A thought for friends, lovers, relatives: gently pointing out the obvious to someone who is destroying their life through anorexia can, just sometimes, be the straw that breaks the back of this paralysis that keeps them ill. So can investigating treatment options and presenting them to the person you care about, to save them having to take that frightening step themselves. One truly generous friend called Phoebe did this for me, and by so doing she may have saved my life. Certainly I don't know when, if ever, my life would have become worth living again, had it not been for her.
And a thought about one of the many paradoxes involved in anorexia and recovery: consider taking action to engineer spontaneity. While I was ill I had many talks about spontaneity with my former English teacher and later friend, Roland. I resisted his notion that spontaneity could be orchestrated, but ultimately, as I got better, I came to understand what it means to cultivate an openness to what the world might offer, instead of binding oneself tightly in the straitjacket of the infinitely planned. Spontaneous maybe isn’t the best word for this gentler, opener attitude: perhaps instinctive, or impulsive. In any case, letting something of this kind back into life by making space for the unexpected – whether in the form of saying yes to a simple teatime out with other people, or asking a friend to organise a little adventure for you both, or taking a trip to the bookshop to ask one of the staff for a recommendation and trying whatever they suggest – may just help remind you that, even in very little ways, life really can be otherwise.
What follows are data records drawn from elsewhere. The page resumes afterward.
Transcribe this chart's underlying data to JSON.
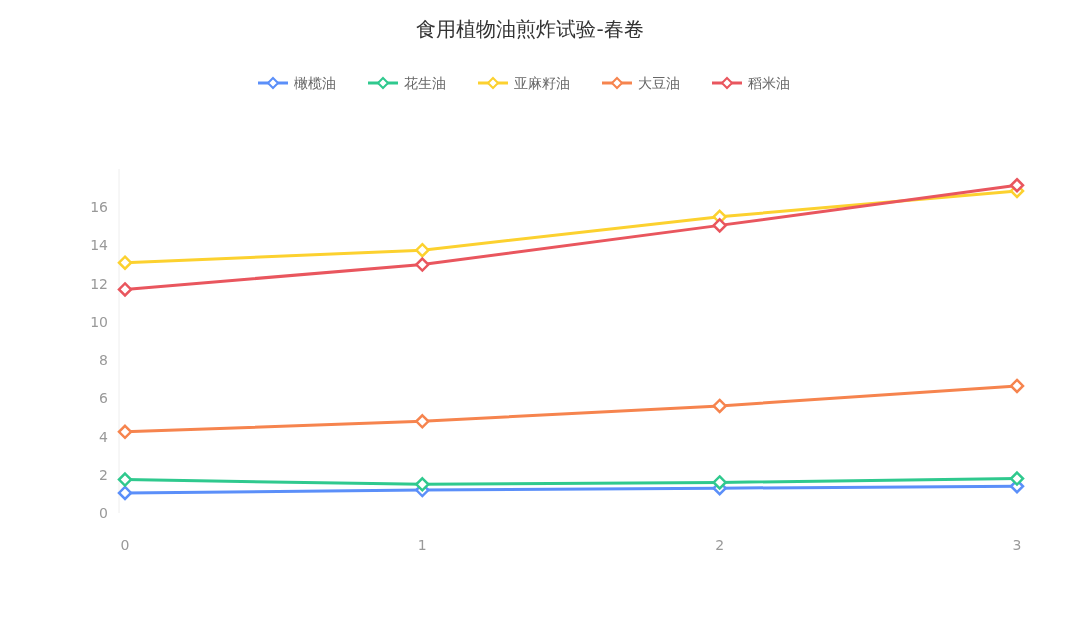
{
  "chart_data": {
    "type": "line",
    "title": "食用植物油煎炸试验-春卷",
    "x": [
      0,
      1,
      2,
      3
    ],
    "xlim": [
      0,
      3
    ],
    "xticks": [
      0,
      1,
      2,
      3
    ],
    "ylim": [
      0,
      18
    ],
    "yticks": [
      0,
      2,
      4,
      6,
      8,
      10,
      12,
      14,
      16
    ],
    "grid": false,
    "legend": "top",
    "marker": "diamond",
    "line_style": "solid",
    "series": [
      {
        "name": "橄榄油",
        "color": "#5b8ff9",
        "values": [
          1.05,
          1.2,
          1.3,
          1.4
        ]
      },
      {
        "name": "花生油",
        "color": "#2fc98e",
        "values": [
          1.75,
          1.5,
          1.6,
          1.8
        ]
      },
      {
        "name": "亚麻籽油",
        "color": "#fcd12f",
        "values": [
          13.1,
          13.75,
          15.5,
          16.85
        ]
      },
      {
        "name": "大豆油",
        "color": "#f6844e",
        "values": [
          4.25,
          4.8,
          5.6,
          6.65
        ]
      },
      {
        "name": "稻米油",
        "color": "#e9565e",
        "values": [
          11.7,
          13.0,
          15.05,
          17.15
        ]
      }
    ]
  }
}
The key is to break out of the paralysis somehow, anyhow. Practising acting – not acting as pretending, but acting as taking action – in almost any of the ways that have got rusty with disuse can help weaken the hold of the cognitive-behavioural-physical patterns of stasis that might otherwise keep you trapped forever. Whether you think you can better manage a spirit of recklessness like the one my mother dreamt of for me, or you’d rather turn your iron will to undereating on its head, and eat more just as implacably as you used to eat less, what matters is that you do something.
And I’ll end with two last images.
One comes from the interminable autobiography of an illness I wrote back in 2004. There I noted in passing that the control exercised in anorexia is ‘an iron grip on thin air’. That image has stayed with me.
The other one takes us back to the beginning. It comes from my mother, in the email I quoted from before. She told me that she wished the paradoxical but sterile lucidity of my latest effort of self-elucidation could just, somehow, ‘lead to the ridiculing laughter, the liberating laughter, of the person who says it’s all rubbish and remembers how to eat what they feel like again’. Recovery frees you to laugh again with deep rich abandonment, but long before that, irreverent laughter itself can free you to start to recover.